GPUs are essentially SIMD architectures and so if different streams within an execution group take different paths through the code, both branches have to executed and the results ignored for streams that did not take that branch. There’s a good explanation in How does a GPU shader core work? Look for What about branches? starting from page 43.

If all streams in an execution group take the same branch the code in the other branch can be skipped but it depends on the exact circumstances and the GPU architecture. This explains why tests on parameters will be fast - all the streams will take the same branch.

4 Likes

Isnt’t that what forums are for? Spreading knowledge so other people can resolve the same doubts.

1 Like

Yeah, I don’t mind splitting off the threads. I just didn’t want to make the many people following HSM’s releases have to read our technical discussion :slight_smile:

1 Like

I just felt bad because I know it’s bad form to go off topic, and you’ve had to make two threads this week because of me doing just that, lol.

Don’t worry, it’s not a big deal. I wasn’t going to fool with it until I counted that we were 6+ posts deep in the tangent :stuck_out_tongue:

1 Like

Sorry to jump topic but it’s semi-related.

I’m trying to use an if statement, but not sure how to go about it.

The issue is I need it to be triggered if the value is less than 0.0, and it also needs to be triggered if the value is greater than 0.0. Basically it needs be triggered if the value isn’t exactly 0.0.

Would I just do this?

if (whatever >< 0.0)

Seems odd, and I’ve never seen it anywhere.

I believe it’s (value != 0.)

1 Like

Hmm wouldn’t have expected that I’ll try it.
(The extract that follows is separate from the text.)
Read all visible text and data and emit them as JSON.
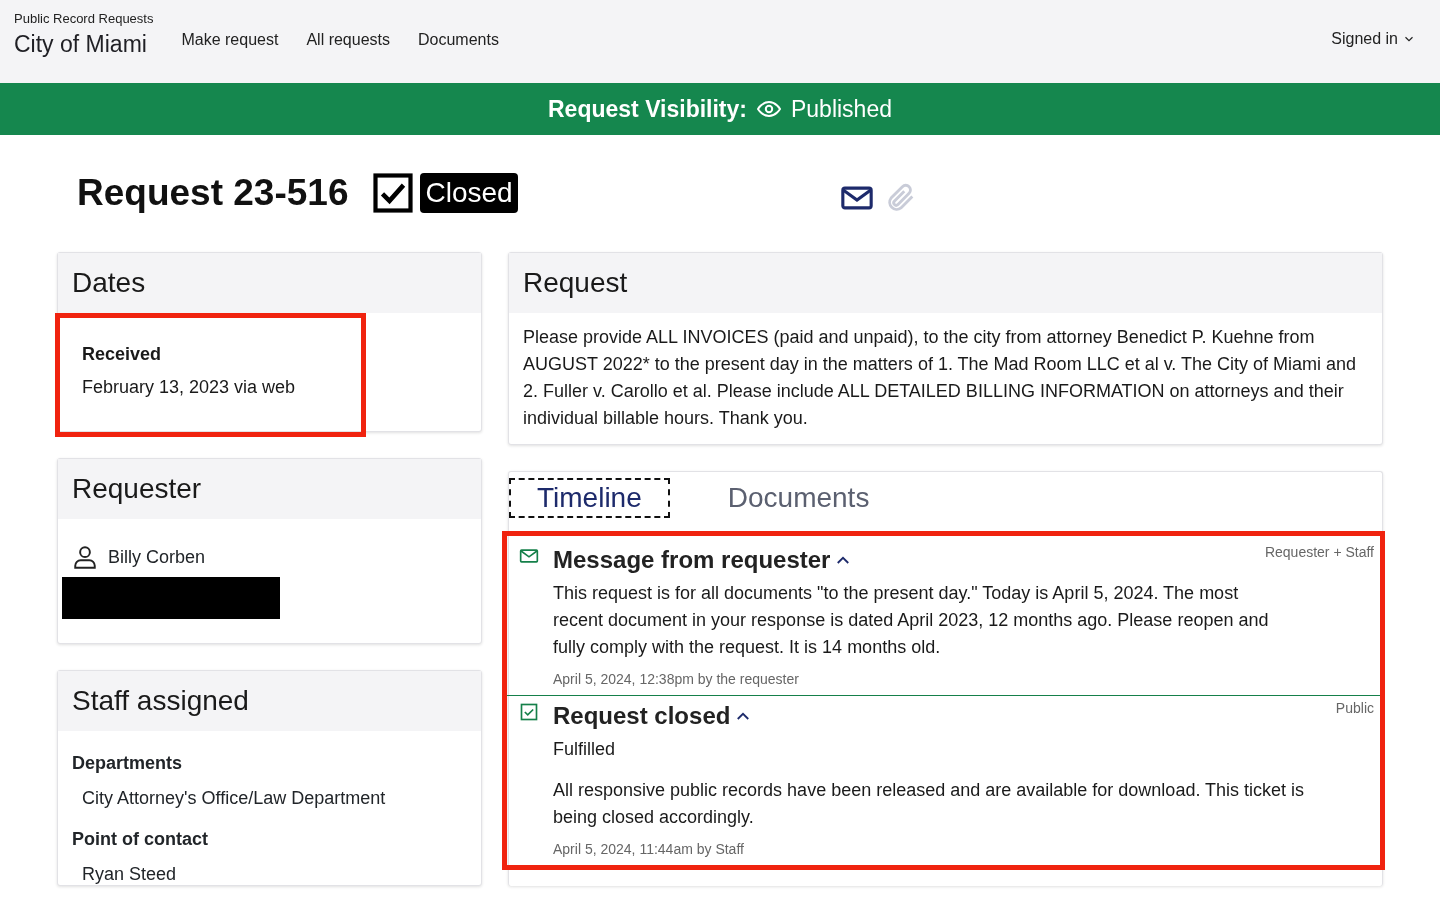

Keep in mind that, because of rounding errors, floating point numbers frequently aren’t exact. Comparing with zero (value != 0.0) might not work if rounding errors meant value was very close to, but not exactly, zero. More info. here.

Despite what that says you can probably get away with if (abs(a-b) < 0.0001)

One more thing to watch out for in doing those comparisons is floating point precision in OpenGL ES shaders. mediump precision floats are only required to have a precision of 2^-10 - which is 1/1024th - minimum precision for mediump is roughly equivalent to a 16 bit float.

Most GPUs just use 32 bits for mediump but some don’t - e.g. Mali 400’s only support the minimum. Also, highp is optional in fragment shaders so you might not be able to just define your variables as highp.

2 Likes

Yeah, that’s why I typically avoid using >/== 0.0 for 0./1. parameter checks and knock it up to 0.5 instead. Obviously no precision variance is going to go that high, but it could potentially break an exact 0.0 check.

EDIT: for parameter checks, since they’re always floats and subject to precision variance, I will sometimes cast them to int when I need to do a multi-branch decision. That way I can use (int_value == 1, 2, 3 … whatever) without worrying about variance breaking the evaluation.

That is, I’ll have:

#pragma parameter float_value "Float Value" 5.0 0.0 10.0 1.0
int int_value = int(params.float_value);

and then later use:

if (int_value == 0) ...
else if (int_value == 1) ...
etc.

Should I change the value that I was using?